これは一種の「未必の故意」ではないでしょうか。この「チャンネル桜」のサイトには「外患罪で死刑にしろ」「ノイローゼにさせ本物の基地外にしよう」などの誹謗中傷の書き込みが相次ぎました。私は週刊誌記事とネットの両方で個人攻撃を受けたのです。

神戸松蔭の代理人からの情報によると、「週刊文春」から、同年3月3日に神戸松蔭に私の着任について、「白紙になったのか」との問い合わせがあったとのことです。大学側の事務局長が「着任しない」と伝えたそうです。「週刊文春」は3月13日号でも私の問題を書いています。私が着任しないことを聞いた後で、この記事に朝日新聞の「91年8月11日付朝刊記事を書いた当時、韓国では広い意味で『女子挺身隊』と『従軍慰安婦』が同義語として使われていました」などとする朝日新聞側の私の記事についての説明を16行も書いています。本来なら、2月6日号の記事に朝日側の説明として書くべき内容でした。「週刊文春」のやり方はひどいものです。初報(2月6日号)で朝日を言い分を載せず、私の就職がだめになってから、その後の報道(3月13日号)で、いかにも朝日の言い分も載せましたという書きぶりは、卑怯です。

さらに竹中氏は、私が非常勤講師をしている北星学園大学へも質問状を送っています。2014年8月1日に送られた質問状では「植村氏をめぐっては、慰安婦問題の記事をめぐって重大な誤りがあったとの指摘がなされていますが、大学教員としての適性には問題ないとお考えでしょうか」とありました。神戸松蔭に送ったものと似た内容です。やはり大学を怯えさせるような内容です。そして、竹中氏は「週刊文春」2014年8月14日・21日号「慰安婦火付け役 朝日新聞記者はお嬢様大学クビで北の大地へ」という記事を執筆しました。この記事の最後には「韓国人留学生に対し、自らの捏造記事を用いて再び“誤った日本の姿”を刷り込んでいたとしたら、とんでもない売国行為だ」とありました。仮定の話をしておきながら売国行為と書いて、読者の憎悪を扇動するような書き方です。

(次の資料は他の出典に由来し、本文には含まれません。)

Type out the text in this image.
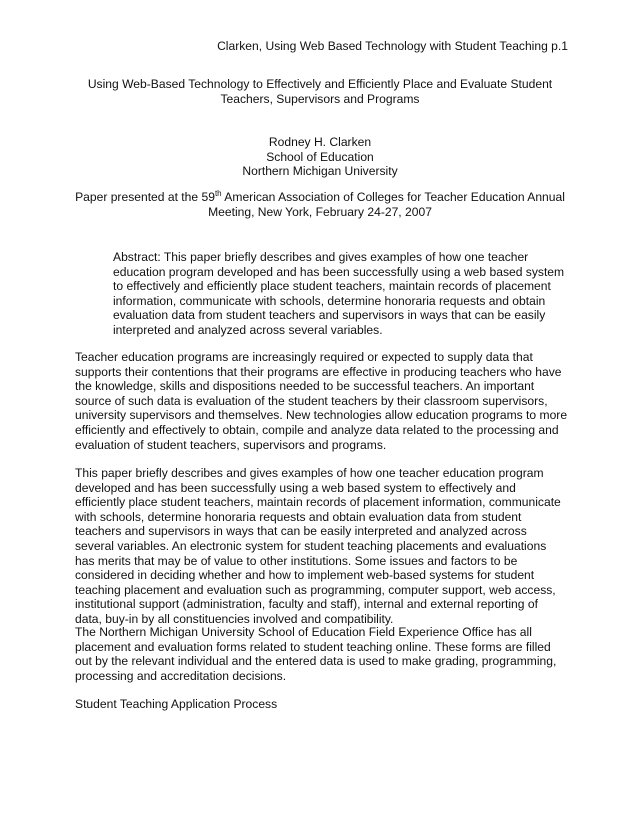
Clarken, Using Web Based Technology with Student Teaching p.1
Using Web-Based Technology to Effectively and Efficiently Place and Evaluate Student Teachers, Supervisors and Programs
Rodney H. Clarken
School of Education
Northern Michigan University
Paper presented at the 59th American Association of Colleges for Teacher Education Annual Meeting, New York, February 24-27, 2007

Abstract: This paper briefly describes and gives examples of how one teacher education program developed and has been successfully using a web based system to effectively and efficiently place student teachers, maintain records of placement information, communicate with schools, determine honoraria requests and obtain evaluation data from student teachers and supervisors in ways that can be easily interpreted and analyzed across several variables.

Teacher education programs are increasingly required or expected to supply data that supports their contentions that their programs are effective in producing teachers who have the knowledge, skills and dispositions needed to be successful teachers. An important source of such data is evaluation of the student teachers by their classroom supervisors, university supervisors and themselves. New technologies allow education programs to more efficiently and effectively to obtain, compile and analyze data related to the processing and evaluation of student teachers, supervisors and programs.

This paper briefly describes and gives examples of how one teacher education program developed and has been successfully using a web based system to effectively and efficiently place student teachers, maintain records of placement information, communicate with schools, determine honoraria requests and obtain evaluation data from student teachers and supervisors in ways that can be easily interpreted and analyzed across several variables. An electronic system for student teaching placements and evaluations has merits that may be of value to other institutions. Some issues and factors to be considered in deciding whether and how to implement web-based systems for student teaching placement and evaluation such as programming, computer support, web access, institutional support (administration, faculty and staff), internal and external reporting of data, buy-in by all constituencies involved and compatibility.

The Northern Michigan University School of Education Field Experience Office has all placement and evaluation forms related to student teaching online. These forms are filled out by the relevant individual and the entered data is used to make grading, programming, processing and accreditation decisions.

Student Teaching Application Process
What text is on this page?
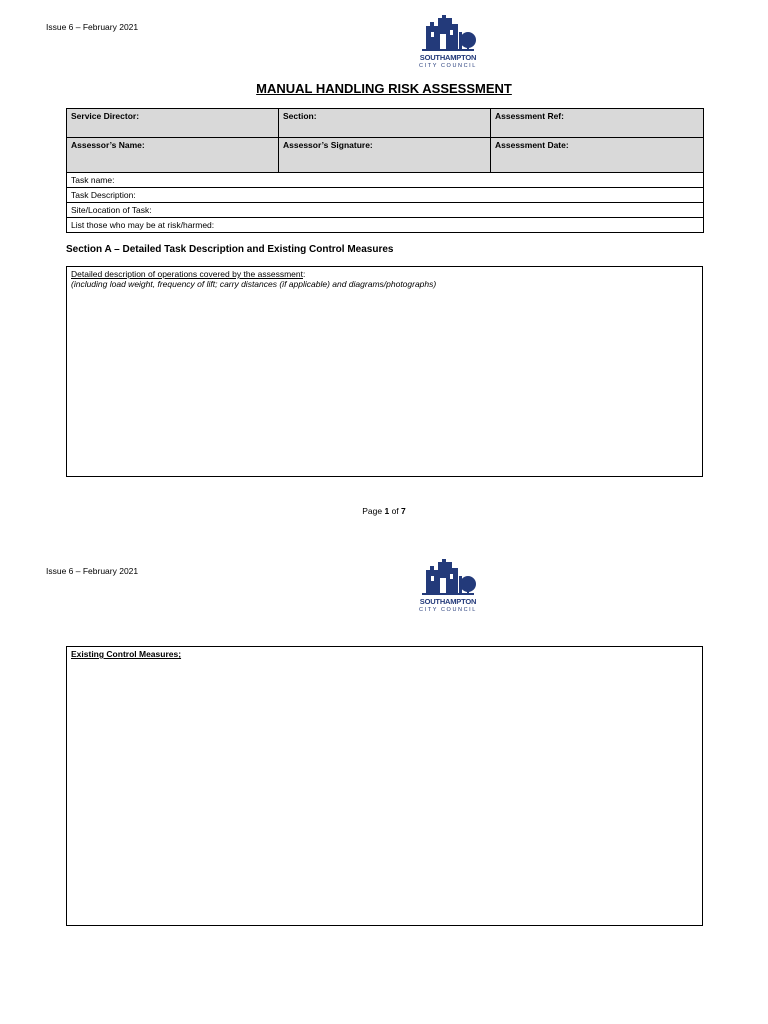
Issue 6 – February 2021
SOUTHAMPTON
CITY COUNCIL
MANUAL HANDLING RISK ASSESSMENT
Service Director:	Section:	Assessment Ref:
Assessor’s Name:	Assessor’s Signature:	Assessment Date:
Task name:		
Task Description:		
Site/Location of Task:		
List those who may be at risk/harmed:		
Section A – Detailed Task Description and Existing Control Measures
Detailed description of operations covered by the assessment:
(including load weight, frequency of lift; carry distances (if applicable) and diagrams/photographs)
Page 1 of 7
Issue 6 – February 2021
SOUTHAMPTON
CITY COUNCIL
Existing Control Measures;
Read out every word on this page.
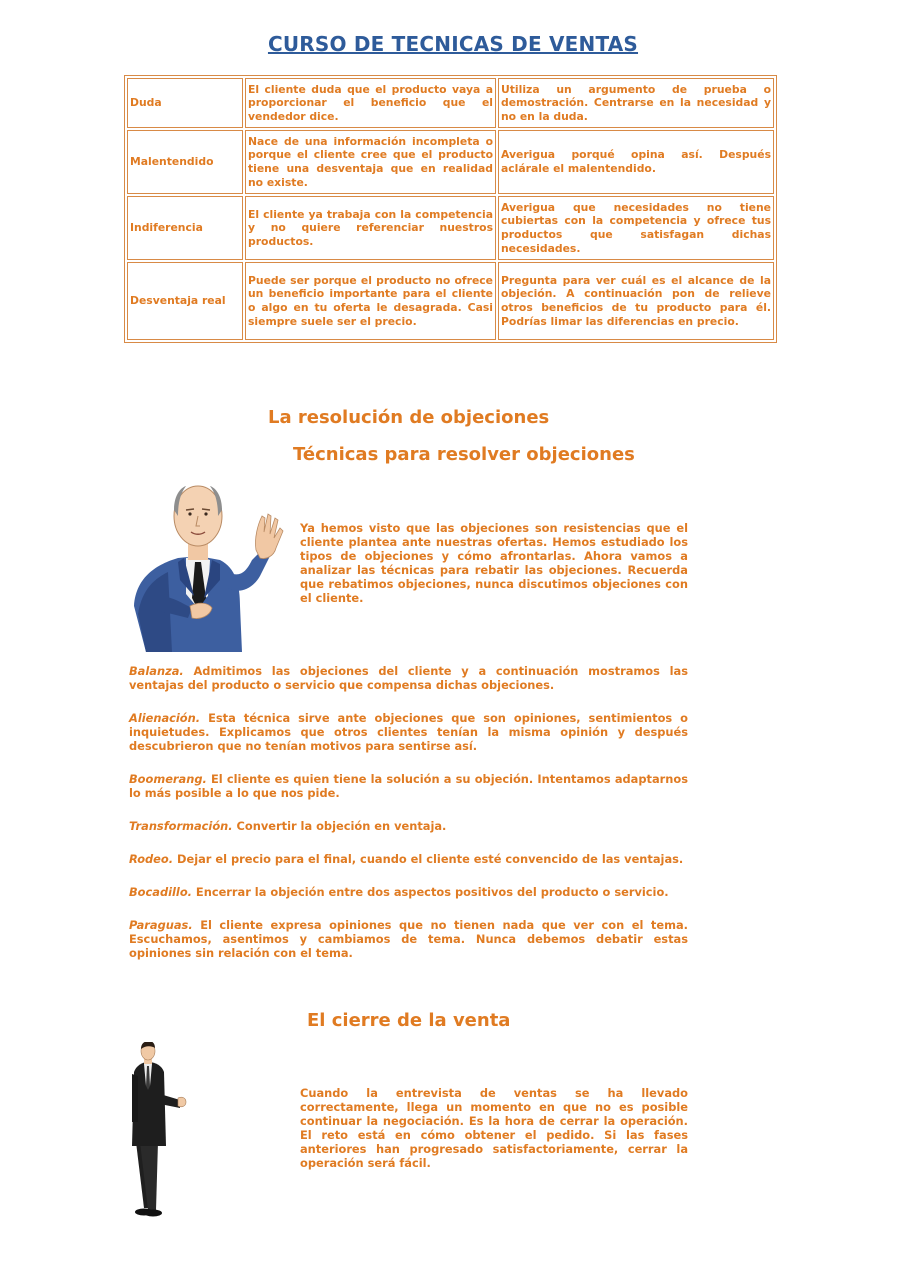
CURSO DE TECNICAS DE VENTAS
Duda	El cliente duda que el producto vaya a proporcionar el beneficio que el vendedor dice.	Utiliza un argumento de prueba o demostración. Centrarse en la necesidad y no en la duda.
Malentendido	Nace de una información incompleta o porque el cliente cree que el producto tiene una desventaja que en realidad no existe.	Averigua porqué opina así. Después aclárale el malentendido.
Indiferencia	El cliente ya trabaja con la competencia y no quiere referenciar nuestros productos.	Averigua que necesidades no tiene cubiertas con la competencia y ofrece tus productos que satisfagan dichas necesidades.
Desventaja real	Puede ser porque el producto no ofrece un beneficio importante para el cliente o algo en tu oferta le desagrada. Casi siempre suele ser el precio.	Pregunta para ver cuál es el alcance de la objeción. A continuación pon de relieve otros beneficios de tu producto para él. Podrías limar las diferencias en precio.
La resolución de objeciones
Técnicas para resolver objeciones
Ya hemos visto que las objeciones son resistencias que el cliente plantea ante nuestras ofertas. Hemos estudiado los tipos de objeciones y cómo afrontarlas. Ahora vamos a analizar las técnicas para rebatir las objeciones. Recuerda que rebatimos objeciones, nunca discutimos objeciones con el cliente.
Balanza. Admitimos las objeciones del cliente y a continuación mostramos las ventajas del producto o servicio que compensa dichas objeciones.
Alienación. Esta técnica sirve ante objeciones que son opiniones, sentimientos o inquietudes. Explicamos que otros clientes tenían la misma opinión y después descubrieron que no tenían motivos para sentirse así.
Boomerang. El cliente es quien tiene la solución a su objeción. Intentamos adaptarnos lo más posible a lo que nos pide.
Transformación. Convertir la objeción en ventaja.
Rodeo. Dejar el precio para el final, cuando el cliente esté convencido de las ventajas.
Bocadillo. Encerrar la objeción entre dos aspectos positivos del producto o servicio.
Paraguas. El cliente expresa opiniones que no tienen nada que ver con el tema. Escuchamos, asentimos y cambiamos de tema. Nunca debemos debatir estas opiniones sin relación con el tema.
El cierre de la venta
Cuando la entrevista de ventas se ha llevado correctamente, llega un momento en que no es posible continuar la negociación. Es la hora de cerrar la operación. El reto está en cómo obtener el pedido. Si las fases anteriores han progresado satisfactoriamente, cerrar la operación será fácil.
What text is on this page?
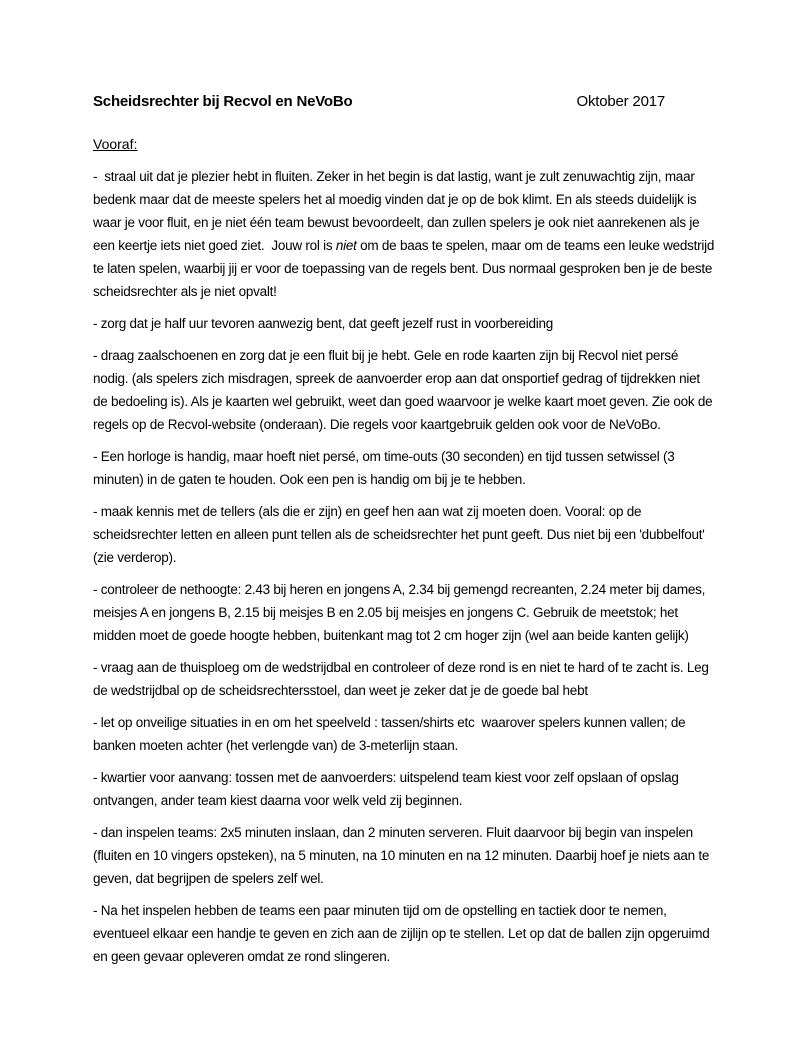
Scheidsrechter bij Recvol en NeVoBo	Oktober 2017
Vooraf:

-  straal uit dat je plezier hebt in fluiten. Zeker in het begin is dat lastig, want je zult zenuwachtig zijn, maar bedenk maar dat de meeste spelers het al moedig vinden dat je op de bok klimt. En als steeds duidelijk is waar je voor fluit, en je niet één team bewust bevoordeelt, dan zullen spelers je ook niet aanrekenen als je een keertje iets niet goed ziet.  Jouw rol is niet om de baas te spelen, maar om de teams een leuke wedstrijd te laten spelen, waarbij jij er voor de toepassing van de regels bent. Dus normaal gesproken ben je de beste scheidsrechter als je niet opvalt!

- zorg dat je half uur tevoren aanwezig bent, dat geeft jezelf rust in voorbereiding

- draag zaalschoenen en zorg dat je een fluit bij je hebt. Gele en rode kaarten zijn bij Recvol niet persé nodig. (als spelers zich misdragen, spreek de aanvoerder erop aan dat onsportief gedrag of tijdrekken niet de bedoeling is). Als je kaarten wel gebruikt, weet dan goed waarvoor je welke kaart moet geven. Zie ook de regels op de Recvol-website (onderaan). Die regels voor kaartgebruik gelden ook voor de NeVoBo.

- Een horloge is handig, maar hoeft niet persé, om time-outs (30 seconden) en tijd tussen setwissel (3 minuten) in de gaten te houden. Ook een pen is handig om bij je te hebben.

- maak kennis met de tellers (als die er zijn) en geef hen aan wat zij moeten doen. Vooral: op de scheidsrechter letten en alleen punt tellen als de scheidsrechter het punt geeft. Dus niet bij een 'dubbelfout' (zie verderop).

- controleer de nethoogte: 2.43 bij heren en jongens A, 2.34 bij gemengd recreanten, 2.24 meter bij dames, meisjes A en jongens B, 2.15 bij meisjes B en 2.05 bij meisjes en jongens C. Gebruik de meetstok; het midden moet de goede hoogte hebben, buitenkant mag tot 2 cm hoger zijn (wel aan beide kanten gelijk)

- vraag aan de thuisploeg om de wedstrijdbal en controleer of deze rond is en niet te hard of te zacht is. Leg de wedstrijdbal op de scheidsrechtersstoel, dan weet je zeker dat je de goede bal hebt

- let op onveilige situaties in en om het speelveld : tassen/shirts etc  waarover spelers kunnen vallen; de banken moeten achter (het verlengde van) de 3-meterlijn staan.

- kwartier voor aanvang: tossen met de aanvoerders: uitspelend team kiest voor zelf opslaan of opslag ontvangen, ander team kiest daarna voor welk veld zij beginnen.

- dan inspelen teams: 2x5 minuten inslaan, dan 2 minuten serveren. Fluit daarvoor bij begin van inspelen (fluiten en 10 vingers opsteken), na 5 minuten, na 10 minuten en na 12 minuten. Daarbij hoef je niets aan te geven, dat begrijpen de spelers zelf wel.

- Na het inspelen hebben de teams een paar minuten tijd om de opstelling en tactiek door te nemen, eventueel elkaar een handje te geven en zich aan de zijlijn op te stellen. Let op dat de ballen zijn opgeruimd en geen gevaar opleveren omdat ze rond slingeren.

実際にこの記事が出た後、8月30日付の消印で、私のことを「売国奴」と名指しする匿名のハガキが送られてきました。そこには「出て行けこの学校から 出て行け日本から」とありました。裏面には「日本人は植村隆を決して許さない」とありました。
そもそも、2月6日号の記事がきっかけで、神戸松蔭に激しいバッシングが起きて私が教授に採用されなかったことを知りながら、その半年後に同じような記事を北星について書いているわけです。当然、同じようなバッシングが北星にも起きて非常勤講師の職を失いうることは十分に予見できたはずです。しかし、竹中氏は同じことを繰り返しています。そこには植村の仕事を失わせ、経済的にも精神的にも追い詰めようという強い悪意が感じられます。まともな言論活動ではありません、言論によるテロ行為だと思います。この竹中氏の8月14日・21日号の記事の結果、北星学園にもさらに激しい抗議や嫌がらせが殺到し、私や家族は、さらに大きな人権侵害を受けることになりました。以上のような竹中氏の取材のやり方、記事の書き方は、ジャーナリズムの範囲を逸脱した、扇動とも言うべきものだと思います。

こうした植村バッシングの引き金になった記事を竹中氏に書かせた「週刊文春」編集部、そして、それを発行する文藝春秋社には大きな責任があると思います。